Publicacao/Comunicacao
Intimação - DESPACHO
Ação Penal - Procedimento Ordinário Nº 0913310-47.2016.8.24.0033/SC
RÉU: DENISIA DE FATIMA OLIVEIRA BEUKERS
ADVOGADO(A): MARIANA MOTTA DA COSTA E SOUZA (OAB SP285881)
RÉU: ANDRE DE MOURA BEUKERS
ADVOGADO(A): ANTONIO FERNANDES RUIZ FILHO (OAB SP080425)
ADVOGADO(A): MARIANA MOTTA DA COSTA E SOUZA (OAB SP285881)
DESPACHO/DECISÃO
Trata-se de ação penal instaurada em desfavor de Denísia de Fátima Oliveira Beukers e André de Moura Beukers, em razão da suposta prática dos delitos tipificados no art. 1º, incisos I e II, c/c art. 12, inciso I, ambos da Lei n. 8.137/90, perpetrados em continuidade delitiva e em concurso material, tendo a condenação transitado em julgado na data de 03/09/2025.
A defesa técnica de ambos os acusados postulou o encaminhamento de proposta de Acordo de Não Persecução Penal (ANPP) ao Órgão Superior do Ministério Público do Estado de Santa Catarina, conforme se infere do evento 196.1.
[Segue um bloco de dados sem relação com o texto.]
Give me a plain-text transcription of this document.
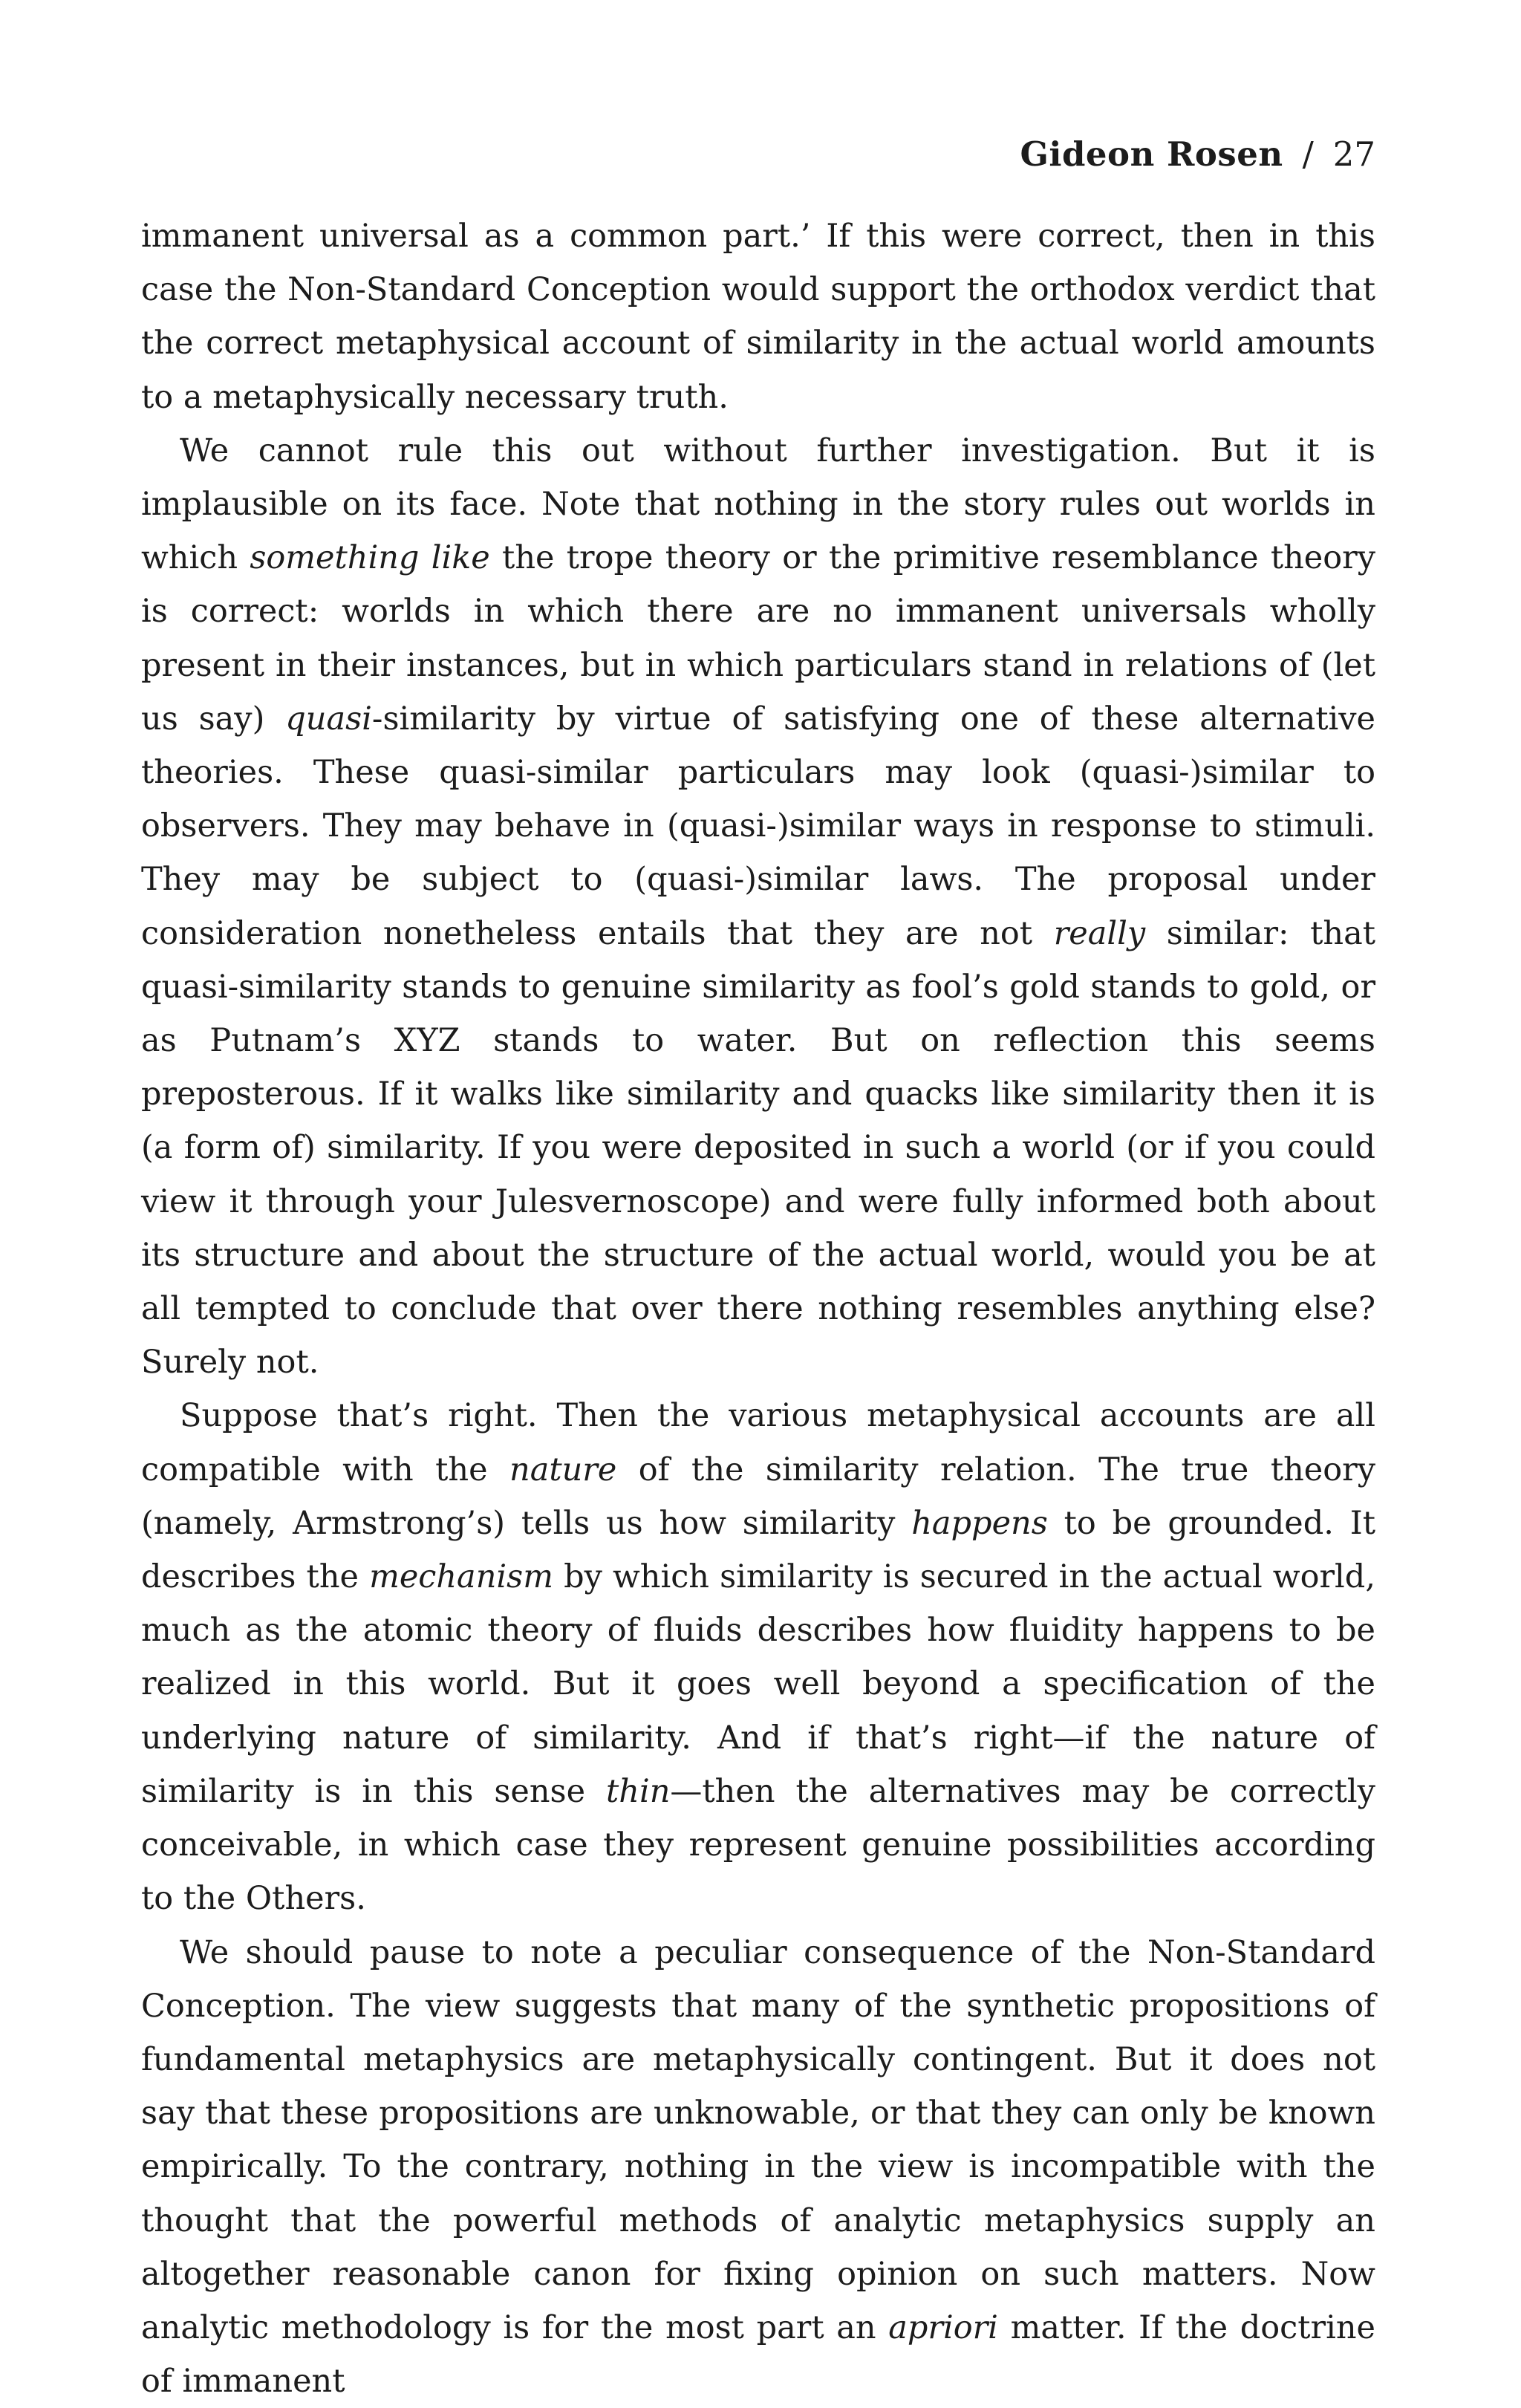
Gideon Rosen / 27

immanent universal as a common part.’ If this were correct, then in this case the Non-Standard Conception would support the orthodox verdict that the correct metaphysical account of similarity in the actual world amounts to a metaphysically necessary truth.

We cannot rule this out without further investigation. But it is implausible on its face. Note that nothing in the story rules out worlds in which something like the trope theory or the primitive resemblance theory is correct: worlds in which there are no immanent universals wholly present in their instances, but in which particulars stand in relations of (let us say) quasi-similarity by virtue of satisfying one of these alternative theories. These quasi-similar particulars may look (quasi-)similar to observers. They may behave in (quasi-)similar ways in response to stimuli. They may be subject to (quasi-)similar laws. The proposal under consideration nonetheless entails that they are not really similar: that quasi-similarity stands to genuine similarity as fool’s gold stands to gold, or as Putnam’s XYZ stands to water. But on reflection this seems preposterous. If it walks like similarity and quacks like similarity then it is (a form of) similarity. If you were deposited in such a world (or if you could view it through your Julesvernoscope) and were fully informed both about its structure and about the structure of the actual world, would you be at all tempted to conclude that over there nothing resembles anything else? Surely not.

Suppose that’s right. Then the various metaphysical accounts are all compatible with the nature of the similarity relation. The true theory (namely, Armstrong’s) tells us how similarity happens to be grounded. It describes the mechanism by which similarity is secured in the actual world, much as the atomic theory of fluids describes how fluidity happens to be realized in this world. But it goes well beyond a specification of the underlying nature of similarity. And if that’s right—if the nature of similarity is in this sense thin—then the alternatives may be correctly conceivable, in which case they represent genuine possibilities according to the Others.

We should pause to note a peculiar consequence of the Non-Standard Conception. The view suggests that many of the synthetic propositions of fundamental metaphysics are metaphysically contingent. But it does not say that these propositions are unknowable, or that they can only be known empirically. To the contrary, nothing in the view is incompatible with the thought that the powerful methods of analytic metaphysics supply an altogether reasonable canon for fixing opinion on such matters. Now analytic methodology is for the most part an apriori matter. If the doctrine of immanent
Em face da superveniência do trânsito em julgado, este Juízo já havia se pronunciado pelo reconhecimento da prejudicialidade do pleito, consoante decisão constante do evento 239.1.
Sobreveio, posteriormente, pedido de reconsideração (evento 247.1), sob o argumento de que a postulação defensiva teria sido formulada em momento anterior ao trânsito em julgado da sentença condenatória.
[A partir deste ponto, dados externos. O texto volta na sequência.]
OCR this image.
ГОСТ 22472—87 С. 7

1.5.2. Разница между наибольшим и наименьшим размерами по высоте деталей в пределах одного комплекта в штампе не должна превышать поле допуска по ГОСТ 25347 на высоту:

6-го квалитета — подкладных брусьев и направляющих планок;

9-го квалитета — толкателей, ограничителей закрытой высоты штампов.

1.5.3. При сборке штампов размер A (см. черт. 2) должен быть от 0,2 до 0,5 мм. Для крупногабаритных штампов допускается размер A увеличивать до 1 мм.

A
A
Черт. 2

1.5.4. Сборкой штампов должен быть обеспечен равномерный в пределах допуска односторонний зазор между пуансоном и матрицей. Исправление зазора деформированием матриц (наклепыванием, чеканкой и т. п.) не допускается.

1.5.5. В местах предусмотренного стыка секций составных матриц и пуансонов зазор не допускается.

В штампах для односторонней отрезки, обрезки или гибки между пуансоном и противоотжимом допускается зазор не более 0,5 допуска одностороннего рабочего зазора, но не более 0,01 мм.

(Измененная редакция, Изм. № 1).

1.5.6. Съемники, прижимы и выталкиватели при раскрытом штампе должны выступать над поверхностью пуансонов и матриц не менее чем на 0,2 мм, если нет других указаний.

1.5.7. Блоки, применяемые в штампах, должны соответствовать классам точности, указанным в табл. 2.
Regularmente instado a se manifestar, o Ministério Público posicionou-se de forma contrária ao pleito de reconsideração, nos termos do evento 252.1.
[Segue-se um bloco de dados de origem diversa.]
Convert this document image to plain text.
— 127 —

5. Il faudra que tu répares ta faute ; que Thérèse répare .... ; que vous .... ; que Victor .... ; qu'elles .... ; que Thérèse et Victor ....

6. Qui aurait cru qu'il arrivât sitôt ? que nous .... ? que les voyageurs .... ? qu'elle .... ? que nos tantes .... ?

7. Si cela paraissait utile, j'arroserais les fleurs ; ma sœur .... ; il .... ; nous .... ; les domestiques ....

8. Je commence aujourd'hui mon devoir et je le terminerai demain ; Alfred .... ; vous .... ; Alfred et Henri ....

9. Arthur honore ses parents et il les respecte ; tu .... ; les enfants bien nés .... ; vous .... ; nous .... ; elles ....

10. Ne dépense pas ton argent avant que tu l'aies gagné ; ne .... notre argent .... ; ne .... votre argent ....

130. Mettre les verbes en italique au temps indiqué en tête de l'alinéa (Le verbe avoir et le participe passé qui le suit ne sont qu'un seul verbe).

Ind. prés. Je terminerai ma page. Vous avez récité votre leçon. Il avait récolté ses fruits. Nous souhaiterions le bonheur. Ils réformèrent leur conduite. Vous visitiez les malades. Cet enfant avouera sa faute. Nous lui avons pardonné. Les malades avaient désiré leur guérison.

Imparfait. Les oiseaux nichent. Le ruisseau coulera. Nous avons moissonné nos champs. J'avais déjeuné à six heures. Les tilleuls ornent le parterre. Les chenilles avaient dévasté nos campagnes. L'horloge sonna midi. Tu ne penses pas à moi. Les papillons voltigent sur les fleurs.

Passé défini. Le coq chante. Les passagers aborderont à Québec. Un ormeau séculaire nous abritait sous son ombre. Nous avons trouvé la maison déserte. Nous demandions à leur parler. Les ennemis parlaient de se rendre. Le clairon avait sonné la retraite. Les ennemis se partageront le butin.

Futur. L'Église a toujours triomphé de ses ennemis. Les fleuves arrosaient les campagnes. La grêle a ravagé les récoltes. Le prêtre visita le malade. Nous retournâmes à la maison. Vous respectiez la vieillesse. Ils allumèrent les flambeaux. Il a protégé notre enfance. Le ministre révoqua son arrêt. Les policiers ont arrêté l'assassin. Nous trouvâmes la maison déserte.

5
Vieram os autos conclusos para deliberação.
É o relatório. Decido.
De uma análise detida dos autos, verifica-se que a matéria atinente à proposta de acordo já foi oportunamente examinada e rechaçada pelo Ministério Público, titular da ação penal, tendo este Juízo, em momento anterior, igualmente se manifestado em consonância com o entendimento ministerial.
A pretensão defensiva de reconsideração não merece acolhida. Isso porque, conforme reiteradamente consignado ao longo da tramitação processual, restou evidenciado que os réus praticaram as condutas delitivas de forma habitual, reiterada e em múltiplas ocasiões, circunstância fática que, por si só, obsta a concessão do benefício pretendido, à luz dos requisitos legais incidentes à espécie.
Cumpre destacar que o Acordo de Não Persecução Penal não se configura como direito subjetivo do investigado ou acusado, inserindo-se no âmbito de discricionariedade prudente do Ministério Público, a quem incumbe aferir, dentro dos parâmetros legais, a conveniência e oportunidade de sua propositura.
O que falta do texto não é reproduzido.